Number Base Converter
Convert numbers between binary, octal, decimal, hex, and any base from 2 to 36.
Frequently Asked Questions
Why do programmers use hexadecimal?+
Hexadecimal (base 16) is a compact representation of binary data. Because 16 = 2⁴, every hex digit maps exactly to 4 binary bits, and every byte (8 bits) is exactly 2 hex digits. This makes hex ideal for memory addresses, color codes, bitfields, and cryptographic hashes — all contexts where values ultimately live in binary hardware.
How are letters A–F used in hexadecimal?+
Hexadecimal needs 16 distinct digit symbols. After using 0–9 (10 digits), it borrows letters: A=10, B=11, C=12, D=13, E=14, F=15. The same pattern extends to higher bases — base 36 uses 0–9 and A–Z, which is why URL shorteners and identifiers often use base-36 strings.

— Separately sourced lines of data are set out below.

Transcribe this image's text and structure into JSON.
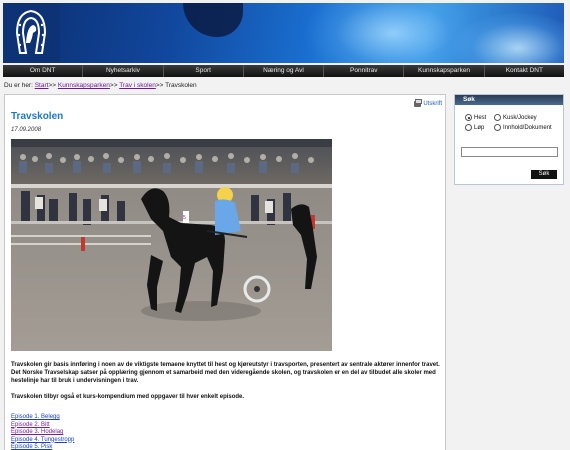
{
  "nav": {
    "items": [
      "Om DNT",
      "Nyhetsarkiv",
      "Sport",
      "Næring og Avl",
      "Ponnitrav",
      "Kunnskapsparken",
      "Kontakt DNT"
    ]
  },
  "breadcrumb": {
    "prefix": "Du er her:",
    "items": [
      "Start",
      "Kunnskapsparken",
      "Trav i skolen",
      "Travskolen"
    ],
    "separator": ">>"
  },
  "article": {
    "print_label": "Utskrift",
    "title": "Travskolen",
    "date": "17.09.2008",
    "paragraph1": "Travskolen gir basis innføring i noen av de viktigste temaene knyttet til hest og kjøreutstyr i travsporten, presentert av sentrale aktører innenfor travet. Det Norske Travselskap satser på opplæring gjennom et samarbeid med den videregående skolen, og travskolen er en del av tilbudet alle skoler med hestelinje har til bruk i undervisningen i trav.",
    "paragraph2": "Travskolen tilbyr også et kurs-kompendium med oppgaver til hver enkelt episode.",
    "episodes": [
      "Episode 1. Belegg",
      "Episode 2. Bitt",
      "Episode 3. Hodelag",
      "Episode 4. Tungestropp",
      "Episode 5. Pisk"
    ]
  },
  "search": {
    "heading": "Søk",
    "options": [
      "Hest",
      "Kusk/Jockey",
      "Løp",
      "Innhold/Dokument"
    ],
    "selected": "Hest",
    "button_label": "Søk"
  }
}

What is octal used for in programming?+
Octal (base 8) is most commonly used for Unix/Linux file permissions, where each permission group (owner, group, others) maps to 3 bits — exactly one octal digit. The familiar chmod 755 command uses octal: 7 = rwx, 5 = r-x. Octal literals also appear in C and Python (0o755).
What is the largest base this tool supports?+
Base 36, which uses digits 0–9 and letters A–Z. This is the highest base JavaScript's built-in BigInt.prototype.toString() supports natively. Base 36 is widely used for compact, case-insensitive alphanumeric identifiers.
How to use
- Type a number into any field — all other bases update instantly.
- BIN accepts digits 0–1, OCT accepts 0–7, HEX accepts 0–9 and A–F.
- Use the Custom base field to pick any base from 2 to 36.
- Digits beyond 9 are represented as letters (A=10, B=11, … Z=35).